妻: 三十三番目の札所は私たちがよく知っている岐阜県の谷汲山華厳寺で、満願寺と
   も言われていることは承知しているわよね。

夫: もちろんだよ。10回近く、お参りしたからね。満願の湯という日帰り温泉もあるよ。

妻: あなたは本当に温泉好きね。華厳寺は三十三ヶ所巡礼の結願寺ではあるけど、昔
   から三十三ヶ所観音巡礼を終えたことを、この元善光寺に報告に来る風習がある
   のよ。だから、ここで三十三ヶ所巡りをした私たちは改めて満願の報告をしに、もう
   一度本堂に行くべきね。

夫: じゃあ、そうしよう。その次は戒壇めぐりだよね。

本堂右手前で「おびんずるさま」を撫でたあと、戒壇めぐりの入口を降りていきました。

夫: 真っ暗闇の中、手すりだけを頼りに前進する「戒壇めぐり」はスリリングだったね。
   しっかりと「極楽往生 開運の鍵」を握ったときは嬉しいと同時に、なぜかホッとし
   たよ。

妻: 両親の写真をしっかりと持って鍵を触ったわ。さてと、回向柱の人混みは減ったか
   な?

二人は御開帳期間のみに立てられる回向柱のそばにやってきました。「前立本尊」の
右手に結えられた金色の紐が途中から五色の「善の綱」となり、回向柱に結ばれてい
ます。この柱に触ることによって善光寺如来と直接ご縁が結ばれるということで、老若
男女が心を込めて撫でさすっています。

夫: だいぶ人が少なくなって、今は回向柱をじっくりと触ることができるね。ありがたい。
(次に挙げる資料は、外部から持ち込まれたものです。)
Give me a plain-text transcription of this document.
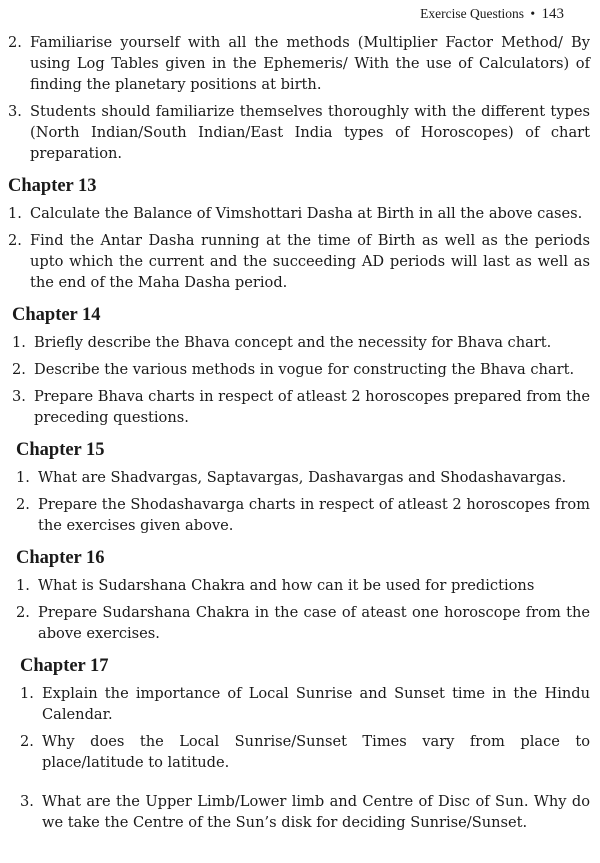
Exercise Questions • 143
2. Familiarise yourself with all the methods (Multiplier Factor Method/ By using Log Tables given in the Ephemeris/ With the use of Calculators) of finding the planetary positions at birth.
3. Students should familiarize themselves thoroughly with the different types (North Indian/South Indian/East India types of Horoscopes) of chart preparation.
Chapter 13
1. Calculate the Balance of Vimshottari Dasha at Birth in all the above cases.
2. Find the Antar Dasha running at the time of Birth as well as the periods upto which the current and the succeeding AD periods will last as well as the end of the Maha Dasha period.
Chapter 14
1. Briefly describe the Bhava concept and the necessity for Bhava chart.
2. Describe the various methods in vogue for constructing the Bhava chart.
3. Prepare Bhava charts in respect of atleast 2 horoscopes prepared from the preceding questions.
Chapter 15
1. What are Shadvargas, Saptavargas, Dashavargas and Shodashavargas.
2. Prepare the Shodashavarga charts in respect of atleast 2 horoscopes from the exercises given above.
Chapter 16
1. What is Sudarshana Chakra and how can it be used for predictions
2. Prepare Sudarshana Chakra in the case of ateast one horoscope from the above exercises.
Chapter 17
1. Explain the importance of Local Sunrise and Sunset time in the Hindu Calendar.
2. Why does the Local Sunrise/Sunset Times vary from place to place/latitude to latitude.
3. What are the Upper Limb/Lower limb and Centre of Disc of Sun. Why do we take the Centre of the Sun’s disk for deciding Sunrise/Sunset.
妻: (写真を取り出し)お父さん、お母さん、一緒に回向柱に触れましょうね。

夫: 間に合ってよかったね。Mちゃんのお蔭だ。お父さん、お母さんの写真を胸に写真
   を撮るぞ。構えて!ハイ、パチリ。帰り道では両親の思い出話でもしながら帰ろうな。
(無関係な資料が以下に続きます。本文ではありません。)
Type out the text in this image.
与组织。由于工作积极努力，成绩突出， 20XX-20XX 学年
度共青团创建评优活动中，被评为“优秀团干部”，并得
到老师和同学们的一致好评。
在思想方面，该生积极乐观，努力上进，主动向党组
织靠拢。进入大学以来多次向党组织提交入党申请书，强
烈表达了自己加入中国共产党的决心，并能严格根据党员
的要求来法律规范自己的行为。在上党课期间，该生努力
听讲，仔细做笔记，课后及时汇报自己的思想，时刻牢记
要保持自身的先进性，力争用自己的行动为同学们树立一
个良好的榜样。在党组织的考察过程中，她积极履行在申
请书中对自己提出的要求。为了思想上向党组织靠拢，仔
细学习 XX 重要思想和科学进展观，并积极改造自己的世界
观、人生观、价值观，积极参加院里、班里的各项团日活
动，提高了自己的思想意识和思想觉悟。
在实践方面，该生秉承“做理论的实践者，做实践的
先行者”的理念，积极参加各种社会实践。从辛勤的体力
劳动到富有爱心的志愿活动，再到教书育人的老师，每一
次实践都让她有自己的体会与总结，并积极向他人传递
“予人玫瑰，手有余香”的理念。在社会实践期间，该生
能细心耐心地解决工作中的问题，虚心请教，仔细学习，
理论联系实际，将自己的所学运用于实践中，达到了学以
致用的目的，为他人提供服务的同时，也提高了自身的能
妻: 機会を見つけて、今回行けなかった長野市の善光寺さんにもお参りしましょうよ。

夫: そうだね。でも、どうして善光寺は無宗派なのに、こんなに人気があるんだい?

妻: 宗派が生まれる前からあったから、無宗派なんだという話を聞いたことがあるわ。
   それだけ古くから信仰の対象になっていたということかしら?人気の理由はわか
   らないわ。それにしても御開帳が7年に一度なのは、なぜだと思う?

夫: わかんないよ。諏訪大社の御柱祭も確か7年に一度だったよな。あちらは神様で、
   こちらは仏様だし、なぜだろう?

妻: 実は7年目に一度というのが正しくて、善光寺は丑年と未年に御開帳されるの。
   偶然にも私とあなたの干支の年ね。ありがたいことよ。諏訪大社の方は寅年と
   申年よ。

夫: ホ~、そうなのか。相変わらず、知らないことだらけだということがよくわかったよ。

なにはともあれ、御開帳期間終了間際にギリギリでお参りできた老夫婦は願いが叶っ
て大満足。当然のことながら、地元の人に聞き込みをして、安くて泉質の良い立ち寄り
温泉を探し出し、のんびりとお湯に浸かったことを報告しておきます。